My second child, a son, is due in just under three weeks, and I’m already anticipating the sleepless nights and messy diapers (so don’t be surprised if suddenly disappear for a few days). Meanwhile, my daughter is now two years old, and while she is still relatively well-behaved, she’s learned how to throw a mean tantrum on the slightest provocation. For instance, today she threw herself to the floor, rolling and screaming and pretending to cry, simply because I told her that she couldn’t take her bowl of goldfish crackers with her to the potty.
When she throws such a fit, I only have a few options: 1. Give in, buying temporary peace but teaching her that such tactics work; 2. Bribe her with some other alternative, again, teaching her that such tactics work; 3. Ignore her and hope she’ll get bored and stop whining on her own (this rarely works); or 4. Punish her in one way or another, making her even more upset in the (faint) hope that next time she might become a better and more mature person. Bad options, all three, but necessary because she doesn’t yet have an adequate understanding of what’s good for her. She doesn’t understand why she needs to eat vegetables, why she can’t watch too much TV, why daddy can’t spend all day playing with her.
To be sure, there is much more to parenting than dealing with tantrums. My daughter also provides countless moments of laughter and joy, and when she hugs me and tells me she loves me—I wouldn’t trade that for anything. But one thing she doesn’t give me is much time to pursue my own interests. Whether she’s in a good mood or a bad, she always draws a lot of attention to herself. Life is simply more chaotic, stressful and full with her around. Perhaps that’s why this story doesn’t surprise me much (HT Thinking Christian):
The most recent comprehensive study on the emotional state of those with kids shows us that the term “bundle of joy” may not be the most accurate way to describe our offspring. “Parents experience lower levels of emotional well-being, less frequent positive emotions and more frequent negative emotions than their childless peers,” says Florida State University’s Robin Simon, a sociology professor who’s conducted several recent parenting studies, the most thorough of which came out in 2005 and looked at data gathered from 13,000 Americans by the National Survey of Families and Households. “In fact, no group of parents—married, single, step or even empty nest—reported significantly greater emotional well-being than people who never had children.
I’m not sure how they can claim to measure such a thing, but if happiness includes settled contentment, I’ve little doubt that the average parent feels less of it than they would without kids—there’s just so much more to worry about as a parent. But such happiness is not the goal of life. It is precisely the challenges, the struggles, the fact that I am forced to center my attention on someone else, that teach me what real unconditional love is. In truth, I love my daughter more deeply than I ever could have imagined, and I’ve little doubt that the same will be true of my son. But that kind of love can hardly be reduced to mere “happiness,” for it includes not only great joy, but also a fervent desire to see the best for them, even when that means making all of us temporarily unhappy.
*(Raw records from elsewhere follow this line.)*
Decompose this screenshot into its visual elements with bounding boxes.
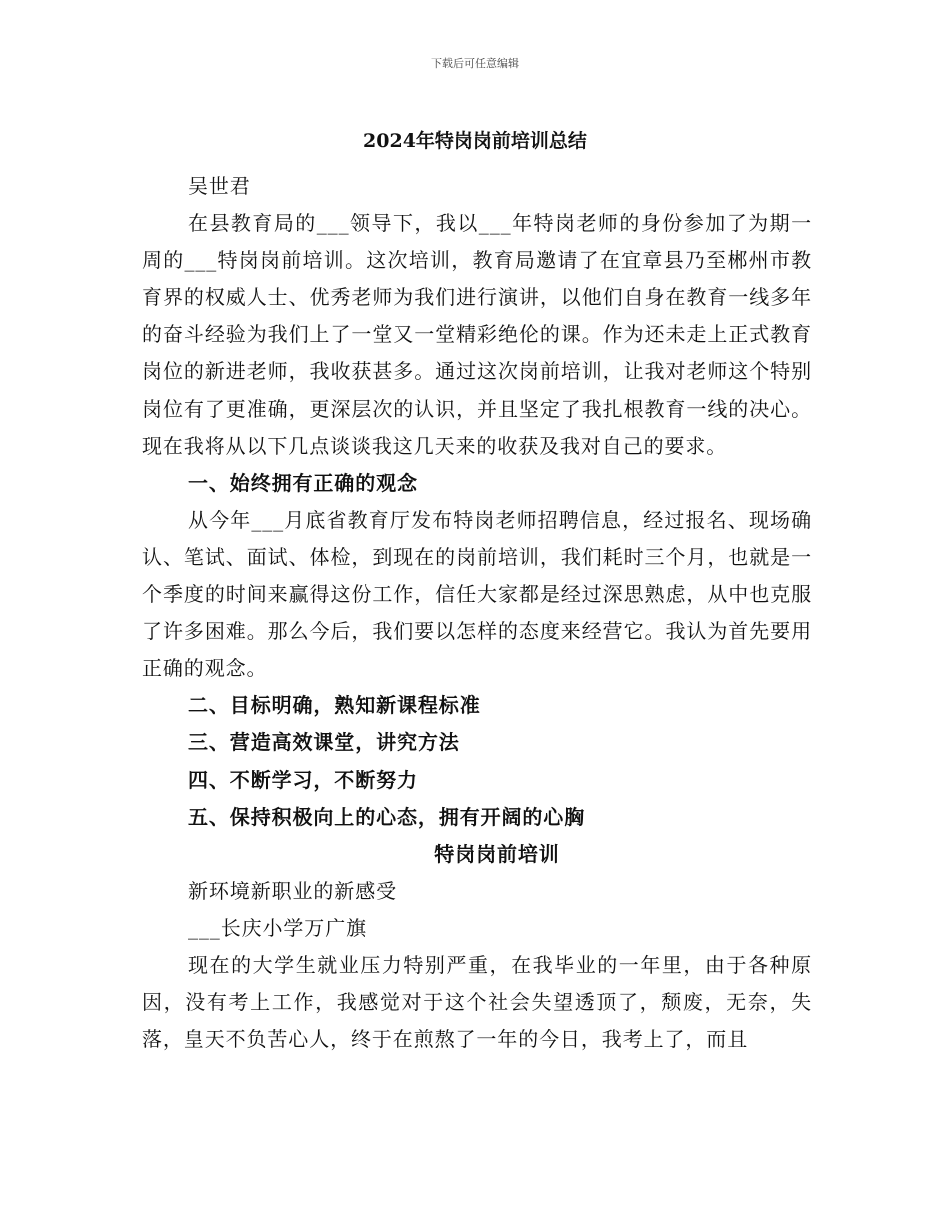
header-note: 下载后可任意编辑: [431, 57, 519, 70]
document-body: [142, 168, 812, 1058]
second-article-paragraph: 现在的大学生就业压力特别严重，在我毕业的一年里，由于各种原因，没有考上工作，我感觉对于这个社会失望透顶了，颓废，无奈，失落，皇天不负苦心人，终于在煎熬了一年的今日，我考上了，而且: [142, 952, 812, 1052]
document-title: 2024年特岗岗前培训总结: [363, 130, 587, 152]
section-heading-4: 四、不断学习，不断努力: [188, 767, 418, 792]
section-1-paragraph: 从今年___月底省教育厅发布特岗老师招聘信息，经过报名、现场确认、笔试、面试、体检，到现在的岗前培训，我们耗时三个月，也就是一个季度的时间来赢得这份工作，信任大家都是经过深思熟虑，从中也克服了许多困难。那么今后，我们要以怎样的态度来经营它。我认为首先要用正确的观念。: [142, 507, 812, 681]
second-article-author: ___长庆小学万广旗: [188, 915, 367, 940]
section-heading-2: 二、目标明确，熟知新课程标准: [188, 693, 481, 718]
section-heading-3: 三、营造高效课堂，讲究方法: [188, 730, 460, 755]
second-article-title: 特岗岗前培训: [434, 841, 560, 866]
section-heading-1: 一、始终拥有正确的观念: [188, 470, 418, 495]
intro-paragraph: 在县教育局的___领导下，我以___年特岗老师的身份参加了为期一周的___特岗岗前培训。这次培训，教育局邀请了在宜章县乃至郴州市教育界的权威人士、优秀老师为我们进行演讲，以他们自身在教育一线多年的奋斗经验为我们上了一堂又一堂精彩绝伦的课。作为还未走上正式教育岗位的新进老师，我收获甚多。通过这次岗前培训，让我对老师这个特别岗位有了更准确，更深层次的认识，并且坚定了我扎根教育一线的决心。现在我将从以下几点谈谈我这几天来的收获及我对自己的要求。: [142, 211, 812, 458]
author-line: 吴世君: [188, 174, 251, 198]
second-article-subtitle: 新环境新职业的新感受: [188, 878, 397, 903]
section-heading-5: 五、保持积极向上的心态，拥有开阔的心胸: [188, 804, 586, 829]
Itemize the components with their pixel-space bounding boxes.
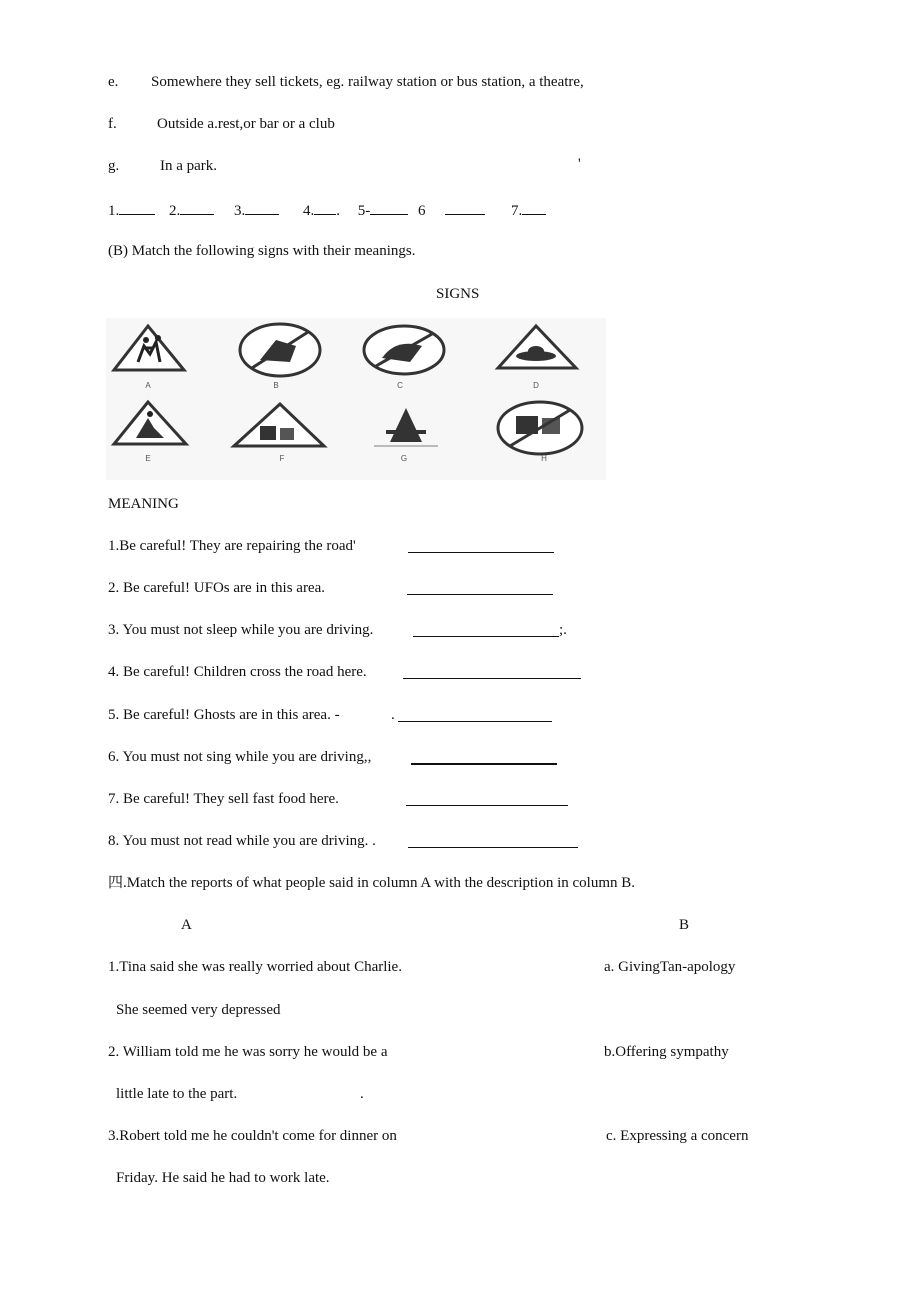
item-f (108, 115, 335, 133)
meaning-title: MEANING (108, 496, 179, 512)
signs-title: SIGNS (436, 286, 480, 302)
column-a-item-1-line1: 1.Tina said she was really worried about Charlie. (108, 959, 402, 975)
answer-blank-5[interactable] (370, 200, 408, 215)
column-a-item-3-line1: 3.Robert told me he couldn't come for dinner on (108, 1128, 397, 1144)
meaning-suffix: ;. (559, 622, 567, 638)
sign-letter-a: A (145, 381, 151, 390)
sign-d-ufo-icon (498, 326, 576, 368)
answer-blank-4[interactable] (314, 200, 336, 215)
section4-instruction: 四.Match the reports of what people said in column A with the description in column B. (108, 875, 635, 891)
sign-letter-b: B (273, 381, 279, 390)
item-text: In a park. (160, 158, 218, 174)
stray-mark: ' (578, 156, 581, 172)
sign-letter-d: D (533, 381, 539, 390)
answer-label-7: 7. (511, 203, 523, 219)
answer-label-3: 3. (234, 203, 246, 219)
meaning-row (108, 790, 339, 808)
answer-blank-6[interactable] (445, 200, 485, 215)
meaning-text: 4. Be careful! Children cross the road here. (108, 664, 367, 680)
sign-b-no-singing-icon (240, 324, 320, 376)
meaning-blank[interactable] (406, 791, 568, 806)
item-text: Somewhere they sell tickets, eg. railway station or bus station, a theatre, (151, 74, 584, 90)
answer-blank-7[interactable] (522, 200, 546, 215)
column-a-item-2-line2: little late to the part. (116, 1086, 238, 1102)
answer-label-1: 1. (108, 203, 120, 219)
item-letter: f. (108, 116, 117, 132)
column-a-item-3-line2: Friday. He said he had to work late. (116, 1170, 330, 1186)
meaning-blank[interactable] (407, 580, 553, 595)
meaning-row (108, 748, 371, 766)
sign-g-ghost-icon (374, 408, 438, 446)
answer-label-5: 5- (357, 203, 371, 219)
meaning-text: 8. You must not read while you are driving. . (108, 833, 376, 849)
answer-blank-3[interactable] (245, 200, 279, 215)
meaning-blank[interactable] (413, 622, 559, 637)
answer-label-2: 2. (169, 203, 181, 219)
answer-label-4: 4. (303, 203, 315, 219)
meaning-text: 7. Be careful! They sell fast food here. (108, 791, 339, 807)
meaning-row (108, 663, 367, 681)
answer-blank-1[interactable] (119, 200, 155, 215)
item-letter: e. (108, 74, 119, 90)
column-b-header: B (679, 917, 690, 933)
meaning-prefix: . (391, 707, 395, 723)
sign-h-no-reading-icon (498, 402, 582, 454)
meaning-blank[interactable] (408, 833, 578, 848)
item-e (108, 73, 584, 91)
column-b-item-c: c. Expressing a concern (606, 1128, 749, 1144)
meaning-row (108, 832, 376, 850)
meaning-blank[interactable] (403, 664, 581, 679)
meaning-text: 2. Be careful! UFOs are in this area. (108, 580, 326, 596)
meaning-text: 5. Be careful! Ghosts are in this area. - (108, 707, 340, 723)
sign-c-no-sleeping-icon (364, 326, 444, 374)
answer-dot: . (336, 203, 340, 219)
sign-letter-e: E (145, 454, 151, 463)
meaning-text: 1.Be careful! They are repairing the road' (108, 538, 356, 554)
answers-row (108, 200, 546, 220)
meaning-row (108, 706, 395, 724)
meaning-row (108, 537, 356, 555)
item-g (108, 157, 218, 175)
sign-e-road-works-icon (114, 402, 186, 444)
column-a-item-2-dot: . (360, 1086, 364, 1102)
section-b-instruction: (B) Match the following signs with their meanings. (108, 243, 416, 259)
answer-label-6: 6 (418, 203, 426, 219)
meaning-blank[interactable] (408, 538, 554, 553)
meaning-blank[interactable] (398, 707, 552, 722)
sign-letter-g: G (400, 454, 408, 463)
answer-blank-2[interactable] (180, 200, 214, 215)
sign-a-children-crossing-icon (114, 326, 184, 370)
column-a-item-2-line1: 2. William told me he was sorry he would be a (108, 1044, 388, 1060)
column-a-item-1-line2: She seemed very depressed (116, 1002, 281, 1018)
sign-letter-c: C (397, 381, 403, 390)
sign-f-fast-food-icon (234, 404, 324, 446)
meaning-text: 6. You must not sing while you are driving,, (108, 749, 372, 765)
meaning-row (108, 579, 325, 597)
meaning-text: 3. You must not sleep while you are driving. (108, 622, 374, 638)
meaning-blank[interactable] (411, 749, 557, 765)
sign-letter-h: H (541, 454, 547, 463)
item-text: Outside a.rest,or bar or a club (157, 116, 335, 132)
item-letter: g. (108, 158, 120, 174)
column-a-header: A (181, 917, 192, 933)
column-b-item-b: b.Offering sympathy (604, 1044, 729, 1060)
sign-letter-f: F (279, 454, 285, 463)
meaning-row (108, 621, 567, 639)
column-b-item-a: a. GivingTan-apology (604, 959, 736, 975)
signs-image (106, 318, 606, 480)
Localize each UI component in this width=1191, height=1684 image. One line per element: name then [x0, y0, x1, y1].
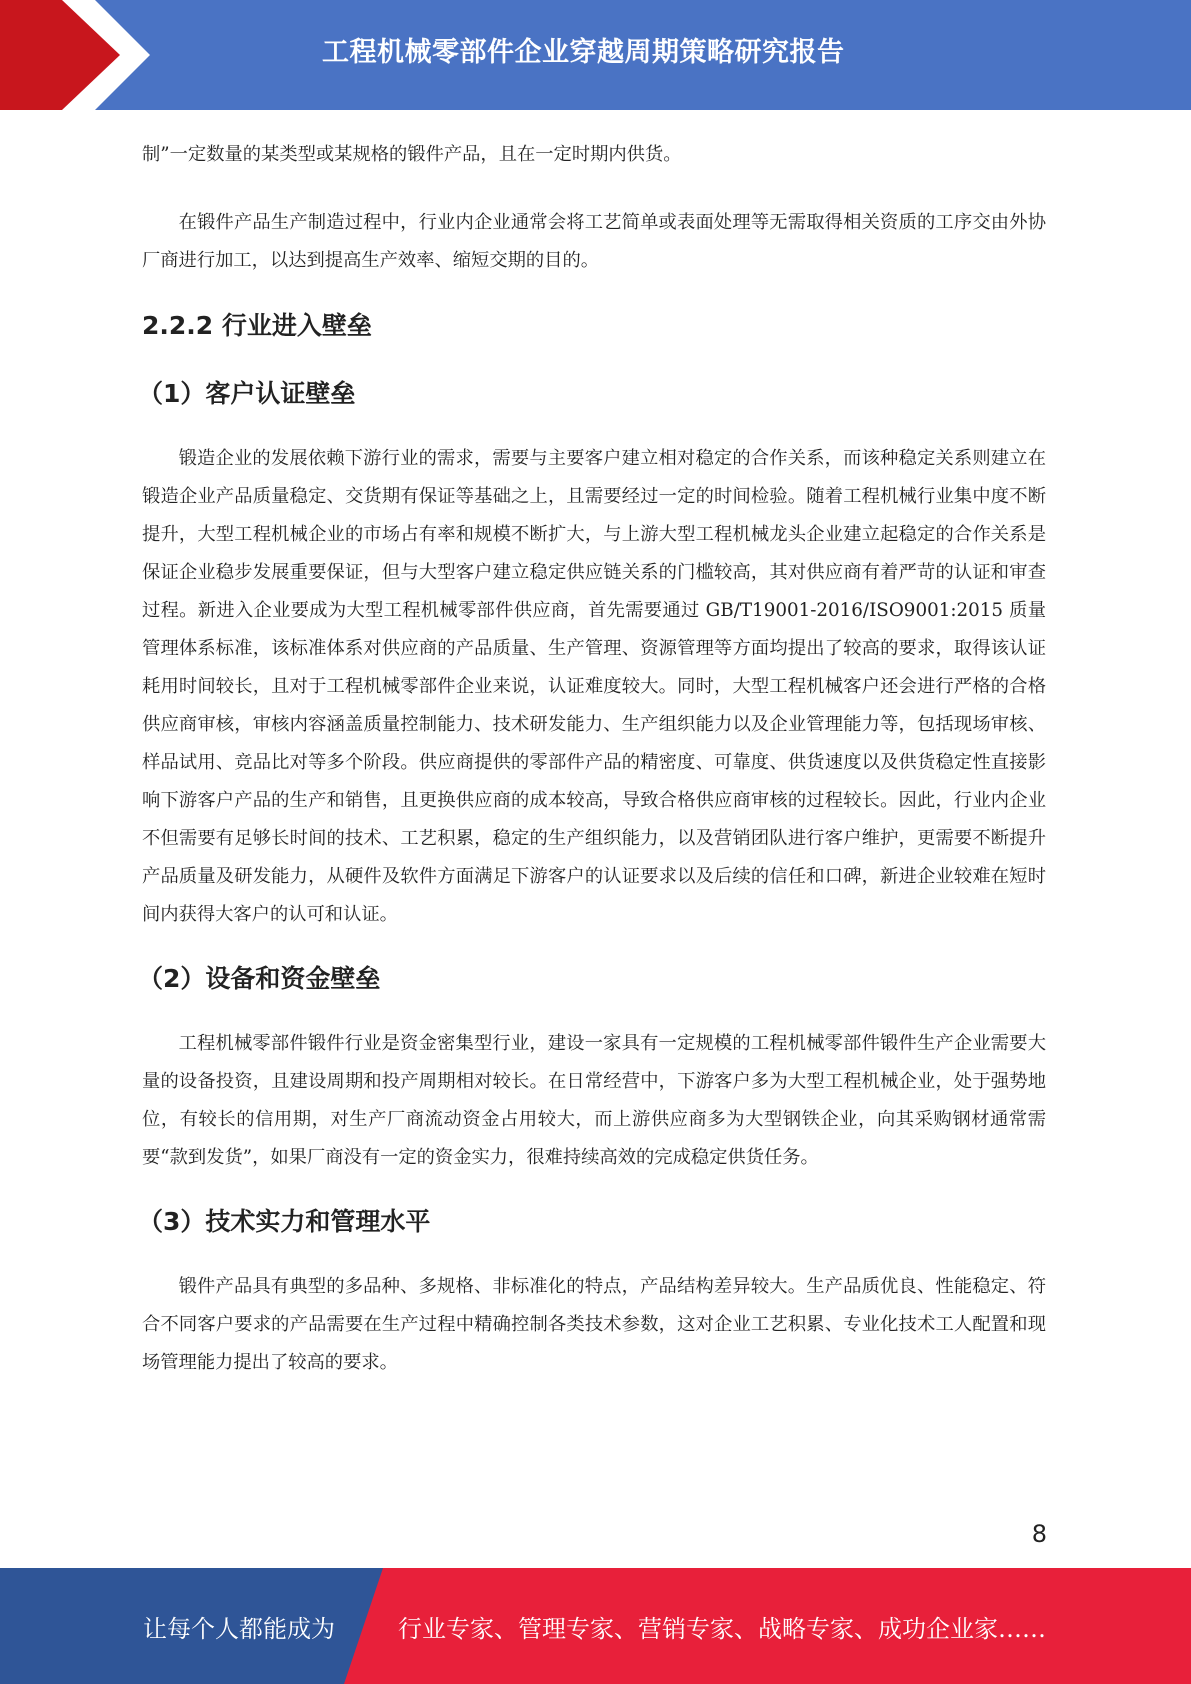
subsection-heading-technology: （3）技术实力和管理水平 — [138, 1207, 431, 1236]
subsection-heading-customer: （1）客户认证壁垒 — [138, 379, 356, 408]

And I wonder if the same isn’t true of God’s love for us. For I too frequently don’t know what’s best for my life. I too frequently think the world ought to revolve around my desires. I too am frequently unable to see that the things that make me unhappy can be for my own good, to teach me how to be a better, more mature person. Perhaps I needed to become a parent myself, to learn why I am still a child of God.